Wednesday, November 23, 2011

Officials seize 881-pound bluefin tuna caught accidentally

A Massachusetts fishing crew accidentally netted a 881-pound Bluefin tuna, but officials confiscated the huge fish because rules require the species be caught only with hand-held gear or harpoons, the ship's captain said on Tuesday.
Notified by his crew of the remarkable catch on November 13, Captain Carlos Rafael said he raced to meet the boat in Provincetown, thinking a bluefin of that size could fetch as much as $500,000 at a premier world fish market such as Japan.
He arrived to find state environmental police and National Oceanic and Atmospheric Administration agents had seized the fish because it had been caught in a trawling net, which is forbidden.
Under the international Atlantic Tunas Convention Act, it is illegal to catch Western Atlantic bluefin by methods other than rod and reel, hand-line or harpoon, NOAA says.
According to NOAA, Atlantic bluefin tuna need to be carefully managed because they are extremely valuable and thus vulnerable to overfishing.
The crew on the New Bedford, Massachusetts boat caught the fish in a trawling net off Gloucester while fishing for ground species such as pollack and hake, Rafael said.
Rafael said the bluefin drowned in the net. He received a written warning for the incident but no criminal charges.

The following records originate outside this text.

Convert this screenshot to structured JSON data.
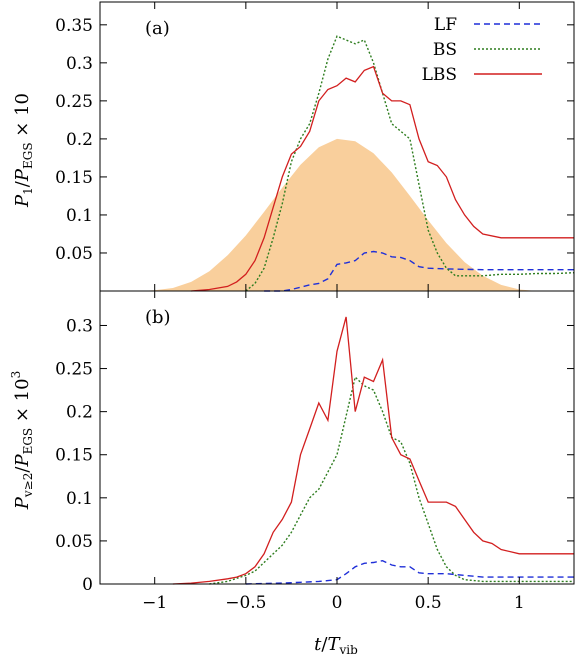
{
  "chart_data": [
    {
      "type": "line",
      "panel_label": "(a)",
      "ylabel": "P_1/P_EGS × 10",
      "ylabel_parts": {
        "main": "P",
        "sub1": "1",
        "mid": "/",
        "main2": "P",
        "sub2": "EGS",
        "suffix": " × 10"
      },
      "xlim": [
        -1.3,
        1.3
      ],
      "ylim": [
        0,
        0.38
      ],
      "yticks": [
        0.05,
        0.1,
        0.15,
        0.2,
        0.25,
        0.3,
        0.35
      ],
      "ytick_labels": [
        "0.05",
        "0.1",
        "0.15",
        "0.2",
        "0.25",
        "0.3",
        "0.35"
      ],
      "legend": {
        "placement": "top-right",
        "entries": [
          "LF",
          "BS",
          "LBS"
        ]
      },
      "pulse_envelope": {
        "color": "#f9cf9c",
        "x": [
          -1.3,
          -1.2,
          -1.1,
          -1.0,
          -0.9,
          -0.8,
          -0.7,
          -0.6,
          -0.5,
          -0.4,
          -0.3,
          -0.2,
          -0.1,
          0.0,
          0.1,
          0.2,
          0.3,
          0.4,
          0.5,
          0.6,
          0.7,
          0.8,
          0.9,
          1.0,
          1.1,
          1.2,
          1.3
        ],
        "y": [
          0,
          0,
          0,
          0.001,
          0.004,
          0.012,
          0.026,
          0.047,
          0.073,
          0.104,
          0.136,
          0.166,
          0.189,
          0.2,
          0.197,
          0.181,
          0.156,
          0.125,
          0.093,
          0.063,
          0.038,
          0.02,
          0.008,
          0.002,
          0,
          0,
          0
        ]
      },
      "series": [
        {
          "name": "LF",
          "color": "#1f2fd8",
          "dash": "6,4",
          "x": [
            -0.4,
            -0.3,
            -0.25,
            -0.2,
            -0.15,
            -0.1,
            -0.05,
            0.0,
            0.05,
            0.1,
            0.15,
            0.2,
            0.25,
            0.3,
            0.35,
            0.4,
            0.45,
            0.5,
            0.6,
            0.8,
            1.0,
            1.2,
            1.3
          ],
          "y": [
            0,
            0.0,
            0.002,
            0.005,
            0.008,
            0.01,
            0.016,
            0.035,
            0.037,
            0.04,
            0.05,
            0.052,
            0.05,
            0.045,
            0.044,
            0.04,
            0.032,
            0.03,
            0.029,
            0.028,
            0.028,
            0.028,
            0.028
          ]
        },
        {
          "name": "BS",
          "color": "#2e7d1f",
          "dash": "2,2",
          "x": [
            -0.5,
            -0.45,
            -0.4,
            -0.35,
            -0.3,
            -0.25,
            -0.2,
            -0.15,
            -0.1,
            -0.05,
            0.0,
            0.05,
            0.1,
            0.15,
            0.2,
            0.25,
            0.3,
            0.35,
            0.4,
            0.45,
            0.5,
            0.55,
            0.6,
            0.65,
            0.7,
            0.75,
            0.8,
            0.9,
            1.0,
            1.1,
            1.2,
            1.3
          ],
          "y": [
            0,
            0.01,
            0.03,
            0.07,
            0.115,
            0.17,
            0.2,
            0.22,
            0.26,
            0.305,
            0.335,
            0.33,
            0.325,
            0.33,
            0.3,
            0.26,
            0.22,
            0.21,
            0.2,
            0.14,
            0.08,
            0.05,
            0.03,
            0.02,
            0.02,
            0.02,
            0.02,
            0.022,
            0.022,
            0.023,
            0.023,
            0.024
          ]
        },
        {
          "name": "LBS",
          "color": "#d21f1f",
          "dash": "",
          "x": [
            -0.8,
            -0.7,
            -0.6,
            -0.55,
            -0.5,
            -0.45,
            -0.4,
            -0.35,
            -0.3,
            -0.25,
            -0.2,
            -0.15,
            -0.1,
            -0.05,
            0.0,
            0.05,
            0.1,
            0.15,
            0.2,
            0.25,
            0.3,
            0.35,
            0.4,
            0.45,
            0.5,
            0.55,
            0.6,
            0.65,
            0.7,
            0.75,
            0.8,
            0.9,
            1.0,
            1.1,
            1.2,
            1.3
          ],
          "y": [
            0,
            0.002,
            0.006,
            0.012,
            0.022,
            0.04,
            0.07,
            0.11,
            0.15,
            0.18,
            0.19,
            0.21,
            0.25,
            0.265,
            0.27,
            0.28,
            0.275,
            0.29,
            0.295,
            0.26,
            0.25,
            0.25,
            0.245,
            0.2,
            0.17,
            0.165,
            0.15,
            0.12,
            0.1,
            0.085,
            0.075,
            0.07,
            0.07,
            0.07,
            0.07,
            0.07
          ]
        }
      ]
    },
    {
      "type": "line",
      "panel_label": "(b)",
      "ylabel": "P_v≥2/P_EGS × 10^3",
      "ylabel_parts": {
        "main": "P",
        "sub1": "v≥2",
        "mid": "/",
        "main2": "P",
        "sub2": "EGS",
        "suffix": " × 10",
        "sup": "3"
      },
      "xlabel": "t/T_vib",
      "xlabel_parts": {
        "main": "t",
        "mid": "/",
        "main2": "T",
        "sub": "vib"
      },
      "xlim": [
        -1.3,
        1.3
      ],
      "ylim": [
        0,
        0.34
      ],
      "xticks": [
        -1,
        -0.5,
        0,
        0.5,
        1
      ],
      "xtick_labels": [
        "−1",
        "−0.5",
        "0",
        "0.5",
        "1"
      ],
      "yticks": [
        0,
        0.05,
        0.1,
        0.15,
        0.2,
        0.25,
        0.3
      ],
      "ytick_labels": [
        "0",
        "0.05",
        "0.1",
        "0.15",
        "0.2",
        "0.25",
        "0.3"
      ],
      "series": [
        {
          "name": "LF",
          "color": "#1f2fd8",
          "dash": "6,4",
          "x": [
            -0.5,
            -0.3,
            -0.2,
            -0.1,
            -0.05,
            0.0,
            0.05,
            0.1,
            0.15,
            0.2,
            0.25,
            0.3,
            0.35,
            0.4,
            0.45,
            0.5,
            0.6,
            0.8,
            1.0,
            1.2,
            1.3
          ],
          "y": [
            0,
            0.001,
            0.002,
            0.003,
            0.004,
            0.005,
            0.012,
            0.02,
            0.024,
            0.025,
            0.027,
            0.022,
            0.02,
            0.02,
            0.013,
            0.012,
            0.012,
            0.008,
            0.008,
            0.008,
            0.008
          ]
        },
        {
          "name": "BS",
          "color": "#2e7d1f",
          "dash": "2,2",
          "x": [
            -0.7,
            -0.6,
            -0.5,
            -0.45,
            -0.4,
            -0.35,
            -0.3,
            -0.25,
            -0.2,
            -0.15,
            -0.1,
            -0.05,
            0.0,
            0.05,
            0.1,
            0.15,
            0.2,
            0.25,
            0.3,
            0.35,
            0.4,
            0.45,
            0.5,
            0.55,
            0.6,
            0.65,
            0.7,
            0.8,
            0.9,
            1.0,
            1.1,
            1.2,
            1.3
          ],
          "y": [
            0,
            0.003,
            0.01,
            0.015,
            0.025,
            0.035,
            0.045,
            0.06,
            0.08,
            0.1,
            0.11,
            0.13,
            0.15,
            0.195,
            0.24,
            0.23,
            0.225,
            0.2,
            0.17,
            0.165,
            0.14,
            0.1,
            0.07,
            0.04,
            0.02,
            0.01,
            0.005,
            0.003,
            0.003,
            0.003,
            0.003,
            0.003,
            0.003
          ]
        },
        {
          "name": "LBS",
          "color": "#d21f1f",
          "dash": "",
          "x": [
            -0.9,
            -0.8,
            -0.7,
            -0.6,
            -0.55,
            -0.5,
            -0.45,
            -0.4,
            -0.35,
            -0.3,
            -0.25,
            -0.2,
            -0.15,
            -0.1,
            -0.05,
            0.0,
            0.05,
            0.1,
            0.15,
            0.2,
            0.25,
            0.3,
            0.35,
            0.4,
            0.45,
            0.5,
            0.55,
            0.6,
            0.65,
            0.7,
            0.75,
            0.8,
            0.85,
            0.9,
            1.0,
            1.1,
            1.2,
            1.3
          ],
          "y": [
            0,
            0.001,
            0.003,
            0.006,
            0.008,
            0.012,
            0.02,
            0.035,
            0.06,
            0.075,
            0.095,
            0.15,
            0.18,
            0.21,
            0.19,
            0.27,
            0.31,
            0.2,
            0.24,
            0.235,
            0.26,
            0.17,
            0.15,
            0.145,
            0.12,
            0.095,
            0.095,
            0.095,
            0.09,
            0.075,
            0.06,
            0.05,
            0.047,
            0.04,
            0.035,
            0.035,
            0.035,
            0.035
          ]
        }
      ]
    }
  ]
}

The fish was sold domestically for $5,000, and the proceeds will be held until the case is resolved, said Christine Patrick, spokeswoman for NOAA Fisheries in Silver Spring, Maryland.
"I was disappointed. The fish was a perfect fish," Rafael said.
A 754-pound bluefin in prime shape sold at a Japanese auction last year for nearly $396,000, according to local media reports.
Rafael said he would have preferred to give the fish away than see it sold for so little.
"At least I could have given the fish to a homeless shelter," Rafael said. "I would have been a hero for giving all these people food, instead of them selling it for $5,000."
After the value of Western Atlantic bluefin tuna soared in the 1970s, fishing increased dramatically and the population plummeted. Today, the number of bluefin able to reproduce fluctuates at 21 to 29 percent of the 1970 level, NOAA said.
"Now, if you accidentally catch it with a different kind of gear, or even if you catch it with the right kind of gear but you don't have a permit for it, you have to let it go, even if it's dead," according to regulations, said NOAA's Patrick.